Cercanías (2)

Veo que estoy entre valientes legionarios, eso me gusta. Sigamos.

Si son ustedes aficionados a las películas del Oeste y recuerdan las escenas en las que cincuenta cabezas de ganado (el resto del cuerpo iba detrás) son introducidas por una rampa en un vagón de tren para ser transportadas y posteriormente sacrificadas en las lejanas tierras de Alaska, no les costará hacerse una idea de las penurias por las que pasamos los señores viajeros. Con la indiferencia propia del carácter bovino, somos apretujados hasta el punto de llegar a no diferenciar tu brazo de un brazo que te ha crecido paralelo a los que ya tenías y que no te pertenece, del mismo modo que no es tuya la axila que tienes a pocos centímetros de tu nariz, ni el periódico gratuito que te han puesto de babero, ni la erección inesperada que tu celebrabas con entusiasmo, ni el recopilatorio del músico argelino Takfarinas que se ha instalado en tus oídos contra tu voluntad.

Ya nada te pertenece, las fuerzas de cohesión que mantenían unidas las partículas de tu cuerpo pasan de un estado de agregación a otro y en pleno éxtasis científico otro fenómeno se produce: algunos sólidos pueden contraerse, conforme la temperatura aumenta, dando lugar a que otros sólidos que esperan en los andenes la llegada del tren que ya va atiborrado se sientan capaces de introducirse en un espacio que ya ha sido ocupado, empujando de culo y mostrándose, por una parte, insensibles a la oleada de insultos recibidos y por otra, doloridos ante los bastonazos propinados por un grupo de jubilados violentos, tengo pendiente aclarar si éstos ya abrazaban la violencia antes de subirse al vagón o el hecho de no haber podido sentarse les ha convertido en feroces samuráis.

De repente, dejaron de funcionar mis órganos (exactamente no puedo afirmar cuales) y sin previo aviso, alguien, cuando ya pensaba yo que peor no podían ir las cosas, comenzó a explicarnos a todos vía telefónica cómo preparar unos callos a la madrileña para cuatro personas haciendo malvado hincapié en expresiones como morros, manita de ternera y morcilla asturiana picadita.

Así, tal y como lo cuento, sin excederme ni un milímetro, sucedió todo.
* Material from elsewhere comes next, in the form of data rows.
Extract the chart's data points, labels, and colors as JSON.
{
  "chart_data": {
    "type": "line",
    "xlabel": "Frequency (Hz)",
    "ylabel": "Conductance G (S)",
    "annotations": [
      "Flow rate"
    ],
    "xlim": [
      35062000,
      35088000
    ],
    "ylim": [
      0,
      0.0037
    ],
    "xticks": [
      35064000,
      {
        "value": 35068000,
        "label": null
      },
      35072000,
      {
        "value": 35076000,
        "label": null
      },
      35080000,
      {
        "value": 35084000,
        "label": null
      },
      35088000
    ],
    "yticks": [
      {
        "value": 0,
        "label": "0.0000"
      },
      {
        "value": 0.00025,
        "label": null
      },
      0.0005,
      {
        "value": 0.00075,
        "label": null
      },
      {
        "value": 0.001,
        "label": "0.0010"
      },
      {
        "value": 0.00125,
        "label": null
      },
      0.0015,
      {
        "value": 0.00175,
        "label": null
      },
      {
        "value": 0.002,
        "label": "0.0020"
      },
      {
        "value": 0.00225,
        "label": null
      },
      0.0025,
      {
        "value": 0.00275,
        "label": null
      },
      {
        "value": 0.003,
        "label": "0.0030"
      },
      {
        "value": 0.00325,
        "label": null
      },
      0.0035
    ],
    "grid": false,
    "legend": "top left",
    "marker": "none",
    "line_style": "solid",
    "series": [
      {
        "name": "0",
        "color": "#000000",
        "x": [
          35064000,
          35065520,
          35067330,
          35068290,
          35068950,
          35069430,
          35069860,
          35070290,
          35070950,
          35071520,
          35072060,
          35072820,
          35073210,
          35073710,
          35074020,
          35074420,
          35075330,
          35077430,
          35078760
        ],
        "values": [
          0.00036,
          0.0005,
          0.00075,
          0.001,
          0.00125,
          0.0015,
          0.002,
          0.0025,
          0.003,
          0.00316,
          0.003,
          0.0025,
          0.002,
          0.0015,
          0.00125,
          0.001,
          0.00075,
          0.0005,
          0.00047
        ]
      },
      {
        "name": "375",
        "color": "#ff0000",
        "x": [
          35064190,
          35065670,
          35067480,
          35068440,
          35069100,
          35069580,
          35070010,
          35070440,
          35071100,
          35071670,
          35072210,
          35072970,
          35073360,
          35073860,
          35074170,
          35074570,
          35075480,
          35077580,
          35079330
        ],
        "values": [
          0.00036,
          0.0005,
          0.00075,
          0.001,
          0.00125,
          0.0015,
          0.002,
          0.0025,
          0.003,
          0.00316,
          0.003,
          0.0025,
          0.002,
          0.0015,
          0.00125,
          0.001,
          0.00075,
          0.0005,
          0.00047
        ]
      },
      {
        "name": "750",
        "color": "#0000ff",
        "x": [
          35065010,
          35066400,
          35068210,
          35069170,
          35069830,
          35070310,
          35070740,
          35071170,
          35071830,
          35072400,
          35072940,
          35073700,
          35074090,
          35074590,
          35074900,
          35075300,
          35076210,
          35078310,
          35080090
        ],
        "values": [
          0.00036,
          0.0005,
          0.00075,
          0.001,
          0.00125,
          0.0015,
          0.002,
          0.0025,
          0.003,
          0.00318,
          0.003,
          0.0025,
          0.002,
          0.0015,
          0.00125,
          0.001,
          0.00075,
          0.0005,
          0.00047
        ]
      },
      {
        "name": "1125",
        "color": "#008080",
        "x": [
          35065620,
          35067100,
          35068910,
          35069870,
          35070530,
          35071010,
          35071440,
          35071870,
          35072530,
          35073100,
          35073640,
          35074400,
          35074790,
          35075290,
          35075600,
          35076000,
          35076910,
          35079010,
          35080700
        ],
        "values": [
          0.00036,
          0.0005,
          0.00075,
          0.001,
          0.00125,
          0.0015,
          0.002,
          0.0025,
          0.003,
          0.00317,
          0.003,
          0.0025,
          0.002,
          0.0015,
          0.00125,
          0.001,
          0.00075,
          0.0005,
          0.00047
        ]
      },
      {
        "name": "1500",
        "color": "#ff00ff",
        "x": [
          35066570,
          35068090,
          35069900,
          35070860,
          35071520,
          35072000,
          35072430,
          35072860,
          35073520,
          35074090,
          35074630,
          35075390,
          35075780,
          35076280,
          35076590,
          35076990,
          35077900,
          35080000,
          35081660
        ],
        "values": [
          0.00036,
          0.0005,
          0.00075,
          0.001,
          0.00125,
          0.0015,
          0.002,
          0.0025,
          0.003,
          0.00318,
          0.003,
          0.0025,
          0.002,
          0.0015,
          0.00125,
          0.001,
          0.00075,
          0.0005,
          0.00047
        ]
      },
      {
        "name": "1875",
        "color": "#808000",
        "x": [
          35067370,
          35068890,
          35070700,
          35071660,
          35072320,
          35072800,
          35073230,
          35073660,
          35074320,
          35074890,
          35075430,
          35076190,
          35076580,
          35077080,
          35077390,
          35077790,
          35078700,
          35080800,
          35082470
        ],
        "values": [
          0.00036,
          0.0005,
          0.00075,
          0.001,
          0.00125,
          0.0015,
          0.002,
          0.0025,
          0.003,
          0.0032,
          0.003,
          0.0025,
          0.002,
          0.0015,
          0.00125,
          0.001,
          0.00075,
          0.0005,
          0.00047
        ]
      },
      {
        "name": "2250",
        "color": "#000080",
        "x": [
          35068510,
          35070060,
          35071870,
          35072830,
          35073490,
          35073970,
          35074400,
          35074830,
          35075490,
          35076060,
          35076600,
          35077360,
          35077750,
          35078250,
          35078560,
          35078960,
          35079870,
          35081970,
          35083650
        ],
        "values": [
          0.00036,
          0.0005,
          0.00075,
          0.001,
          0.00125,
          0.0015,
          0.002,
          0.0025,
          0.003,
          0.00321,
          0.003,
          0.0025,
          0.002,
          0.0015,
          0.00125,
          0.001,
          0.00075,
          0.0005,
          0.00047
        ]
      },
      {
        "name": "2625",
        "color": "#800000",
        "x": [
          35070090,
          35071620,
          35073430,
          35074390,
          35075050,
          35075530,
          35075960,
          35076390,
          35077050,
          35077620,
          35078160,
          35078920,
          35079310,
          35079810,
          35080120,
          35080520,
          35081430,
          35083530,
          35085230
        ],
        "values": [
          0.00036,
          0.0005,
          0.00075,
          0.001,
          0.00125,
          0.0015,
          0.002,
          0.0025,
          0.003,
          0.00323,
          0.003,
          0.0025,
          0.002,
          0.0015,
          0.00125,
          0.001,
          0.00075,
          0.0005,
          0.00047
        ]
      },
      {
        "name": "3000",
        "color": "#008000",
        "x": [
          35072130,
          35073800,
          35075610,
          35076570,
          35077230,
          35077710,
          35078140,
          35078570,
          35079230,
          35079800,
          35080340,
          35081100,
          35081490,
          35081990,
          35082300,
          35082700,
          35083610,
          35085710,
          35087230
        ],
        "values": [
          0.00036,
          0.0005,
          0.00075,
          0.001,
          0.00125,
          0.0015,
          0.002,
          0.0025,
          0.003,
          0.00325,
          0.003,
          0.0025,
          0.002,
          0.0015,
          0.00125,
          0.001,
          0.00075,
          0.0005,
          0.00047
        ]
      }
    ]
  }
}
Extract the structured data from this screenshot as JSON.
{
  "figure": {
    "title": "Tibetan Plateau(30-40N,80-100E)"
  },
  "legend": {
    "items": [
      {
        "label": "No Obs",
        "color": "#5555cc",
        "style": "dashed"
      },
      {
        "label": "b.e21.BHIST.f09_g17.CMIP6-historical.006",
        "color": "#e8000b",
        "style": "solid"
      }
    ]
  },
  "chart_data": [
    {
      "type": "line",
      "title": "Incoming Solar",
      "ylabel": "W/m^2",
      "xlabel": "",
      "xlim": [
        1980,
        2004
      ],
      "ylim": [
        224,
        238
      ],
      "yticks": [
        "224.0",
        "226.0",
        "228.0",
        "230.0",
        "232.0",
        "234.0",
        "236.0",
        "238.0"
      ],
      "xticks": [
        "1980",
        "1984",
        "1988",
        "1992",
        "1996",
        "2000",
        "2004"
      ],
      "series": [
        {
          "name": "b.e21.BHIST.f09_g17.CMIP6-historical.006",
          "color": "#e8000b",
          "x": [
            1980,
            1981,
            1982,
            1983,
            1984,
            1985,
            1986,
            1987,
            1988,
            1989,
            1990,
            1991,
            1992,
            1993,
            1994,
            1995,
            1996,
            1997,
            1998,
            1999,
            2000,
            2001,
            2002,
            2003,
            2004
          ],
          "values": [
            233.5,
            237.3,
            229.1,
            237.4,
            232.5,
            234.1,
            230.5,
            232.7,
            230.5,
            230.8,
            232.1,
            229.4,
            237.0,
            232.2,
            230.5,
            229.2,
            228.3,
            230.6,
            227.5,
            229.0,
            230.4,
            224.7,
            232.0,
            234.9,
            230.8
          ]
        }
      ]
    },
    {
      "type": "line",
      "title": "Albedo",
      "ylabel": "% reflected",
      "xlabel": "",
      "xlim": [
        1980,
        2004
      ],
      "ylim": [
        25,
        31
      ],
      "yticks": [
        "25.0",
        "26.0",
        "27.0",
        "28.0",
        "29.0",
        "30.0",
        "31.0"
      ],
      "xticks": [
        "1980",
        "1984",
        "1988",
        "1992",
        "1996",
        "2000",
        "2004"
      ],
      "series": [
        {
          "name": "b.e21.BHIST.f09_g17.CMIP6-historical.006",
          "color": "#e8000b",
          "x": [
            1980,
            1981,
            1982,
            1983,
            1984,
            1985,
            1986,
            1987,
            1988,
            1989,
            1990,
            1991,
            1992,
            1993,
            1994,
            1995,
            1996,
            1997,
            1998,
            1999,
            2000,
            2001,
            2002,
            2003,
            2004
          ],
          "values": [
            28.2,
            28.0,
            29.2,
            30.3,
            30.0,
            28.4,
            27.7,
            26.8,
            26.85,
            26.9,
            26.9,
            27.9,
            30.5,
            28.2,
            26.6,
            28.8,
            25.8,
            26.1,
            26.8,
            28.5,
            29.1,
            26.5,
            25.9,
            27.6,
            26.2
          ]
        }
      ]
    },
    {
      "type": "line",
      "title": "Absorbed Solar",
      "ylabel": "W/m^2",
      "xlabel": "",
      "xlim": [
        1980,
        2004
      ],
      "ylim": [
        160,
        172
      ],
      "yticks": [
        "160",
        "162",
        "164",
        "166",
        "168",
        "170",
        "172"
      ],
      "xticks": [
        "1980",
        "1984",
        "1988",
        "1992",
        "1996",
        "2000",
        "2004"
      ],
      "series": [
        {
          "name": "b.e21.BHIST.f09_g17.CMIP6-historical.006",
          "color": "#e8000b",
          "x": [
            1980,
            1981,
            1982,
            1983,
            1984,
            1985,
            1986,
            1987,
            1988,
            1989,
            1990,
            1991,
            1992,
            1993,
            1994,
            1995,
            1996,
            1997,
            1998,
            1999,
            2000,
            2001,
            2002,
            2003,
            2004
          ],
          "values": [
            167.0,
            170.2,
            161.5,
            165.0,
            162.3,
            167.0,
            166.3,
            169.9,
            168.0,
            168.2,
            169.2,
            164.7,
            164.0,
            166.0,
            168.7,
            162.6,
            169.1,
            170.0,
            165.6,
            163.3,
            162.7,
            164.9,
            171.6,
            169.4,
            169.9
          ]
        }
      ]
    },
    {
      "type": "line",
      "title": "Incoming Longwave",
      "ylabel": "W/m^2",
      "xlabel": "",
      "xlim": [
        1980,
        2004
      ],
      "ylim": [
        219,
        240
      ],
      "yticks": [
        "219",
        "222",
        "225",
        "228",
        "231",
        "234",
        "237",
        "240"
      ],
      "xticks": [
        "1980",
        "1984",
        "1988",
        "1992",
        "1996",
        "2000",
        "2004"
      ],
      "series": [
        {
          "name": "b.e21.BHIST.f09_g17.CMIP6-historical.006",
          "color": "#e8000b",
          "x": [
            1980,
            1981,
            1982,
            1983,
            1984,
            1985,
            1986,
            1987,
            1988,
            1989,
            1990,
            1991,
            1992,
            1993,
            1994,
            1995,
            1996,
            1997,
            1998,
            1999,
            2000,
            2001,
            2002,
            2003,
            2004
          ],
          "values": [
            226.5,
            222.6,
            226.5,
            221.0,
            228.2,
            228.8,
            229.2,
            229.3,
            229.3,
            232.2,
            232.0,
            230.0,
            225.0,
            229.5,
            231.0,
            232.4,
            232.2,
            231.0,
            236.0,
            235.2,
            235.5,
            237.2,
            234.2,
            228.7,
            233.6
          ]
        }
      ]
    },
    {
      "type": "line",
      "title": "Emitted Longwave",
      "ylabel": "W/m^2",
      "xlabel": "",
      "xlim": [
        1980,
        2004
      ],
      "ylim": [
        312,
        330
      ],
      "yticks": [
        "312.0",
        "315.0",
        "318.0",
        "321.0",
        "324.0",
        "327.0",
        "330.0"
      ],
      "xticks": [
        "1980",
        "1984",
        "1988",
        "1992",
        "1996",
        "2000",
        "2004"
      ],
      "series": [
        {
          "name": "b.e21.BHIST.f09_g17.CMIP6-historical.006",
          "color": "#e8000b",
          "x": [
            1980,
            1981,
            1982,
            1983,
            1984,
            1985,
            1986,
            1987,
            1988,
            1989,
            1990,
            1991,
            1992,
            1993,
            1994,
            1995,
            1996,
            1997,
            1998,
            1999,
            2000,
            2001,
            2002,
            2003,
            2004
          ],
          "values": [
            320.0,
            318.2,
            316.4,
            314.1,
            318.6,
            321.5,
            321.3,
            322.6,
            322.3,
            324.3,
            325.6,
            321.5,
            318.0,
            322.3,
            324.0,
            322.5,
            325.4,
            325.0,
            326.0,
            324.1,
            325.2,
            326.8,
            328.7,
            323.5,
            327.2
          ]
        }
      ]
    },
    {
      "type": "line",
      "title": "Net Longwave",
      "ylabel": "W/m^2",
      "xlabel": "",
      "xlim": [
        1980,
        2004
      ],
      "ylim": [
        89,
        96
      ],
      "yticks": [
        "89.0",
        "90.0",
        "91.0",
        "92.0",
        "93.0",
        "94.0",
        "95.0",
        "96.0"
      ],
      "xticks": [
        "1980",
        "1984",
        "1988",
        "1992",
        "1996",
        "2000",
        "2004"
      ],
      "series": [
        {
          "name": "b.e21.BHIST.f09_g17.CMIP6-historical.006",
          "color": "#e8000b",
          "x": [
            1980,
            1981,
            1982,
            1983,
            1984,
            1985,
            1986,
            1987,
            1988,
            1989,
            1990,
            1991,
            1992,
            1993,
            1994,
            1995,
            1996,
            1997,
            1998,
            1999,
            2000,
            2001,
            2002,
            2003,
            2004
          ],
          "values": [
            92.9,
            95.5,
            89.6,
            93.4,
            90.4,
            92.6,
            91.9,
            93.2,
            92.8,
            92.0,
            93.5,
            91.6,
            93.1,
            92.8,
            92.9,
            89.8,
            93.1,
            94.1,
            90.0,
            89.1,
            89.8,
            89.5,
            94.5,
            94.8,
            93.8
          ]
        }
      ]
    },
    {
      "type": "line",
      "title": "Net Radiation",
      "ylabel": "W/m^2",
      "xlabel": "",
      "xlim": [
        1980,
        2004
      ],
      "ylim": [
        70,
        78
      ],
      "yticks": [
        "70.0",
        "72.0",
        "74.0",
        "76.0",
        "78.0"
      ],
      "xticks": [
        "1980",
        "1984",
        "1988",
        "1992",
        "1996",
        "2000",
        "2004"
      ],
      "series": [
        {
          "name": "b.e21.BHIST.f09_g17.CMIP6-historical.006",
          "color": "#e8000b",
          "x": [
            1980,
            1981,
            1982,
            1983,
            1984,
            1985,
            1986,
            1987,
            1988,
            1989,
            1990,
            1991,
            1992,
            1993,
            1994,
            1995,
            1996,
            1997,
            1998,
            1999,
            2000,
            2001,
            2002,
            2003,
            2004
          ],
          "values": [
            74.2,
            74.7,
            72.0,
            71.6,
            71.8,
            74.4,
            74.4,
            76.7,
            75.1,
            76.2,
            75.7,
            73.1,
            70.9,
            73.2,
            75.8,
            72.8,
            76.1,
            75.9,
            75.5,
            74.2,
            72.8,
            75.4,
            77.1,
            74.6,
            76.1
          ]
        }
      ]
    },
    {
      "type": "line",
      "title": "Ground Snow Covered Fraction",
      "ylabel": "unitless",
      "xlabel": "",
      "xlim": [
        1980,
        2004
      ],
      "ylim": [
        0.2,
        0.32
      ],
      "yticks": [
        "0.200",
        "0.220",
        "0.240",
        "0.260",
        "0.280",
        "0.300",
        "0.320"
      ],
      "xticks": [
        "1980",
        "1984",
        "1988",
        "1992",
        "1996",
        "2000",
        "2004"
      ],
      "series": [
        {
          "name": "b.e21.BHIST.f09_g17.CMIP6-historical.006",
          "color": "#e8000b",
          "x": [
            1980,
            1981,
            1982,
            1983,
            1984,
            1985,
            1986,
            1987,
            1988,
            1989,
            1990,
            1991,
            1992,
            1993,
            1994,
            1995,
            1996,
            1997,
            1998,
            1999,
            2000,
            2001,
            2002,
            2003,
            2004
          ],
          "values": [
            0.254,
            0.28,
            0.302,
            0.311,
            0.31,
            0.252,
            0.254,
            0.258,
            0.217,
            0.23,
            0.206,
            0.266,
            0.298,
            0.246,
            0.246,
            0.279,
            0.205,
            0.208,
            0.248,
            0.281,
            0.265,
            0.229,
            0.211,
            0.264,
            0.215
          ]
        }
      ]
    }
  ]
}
Mis células que aún se mantenían con vida quedaron abandonadas a su suerte y si bien se me podía considerar clínicamente muerto, no desentonaba con la mayoría de los viajeros que compartían conmigo vagón. Finalmente, mi cerebro bloqueó el extremo dolor que yo sentía mediante el desmayo y esto hizo que me pasara de estación. Un desastre.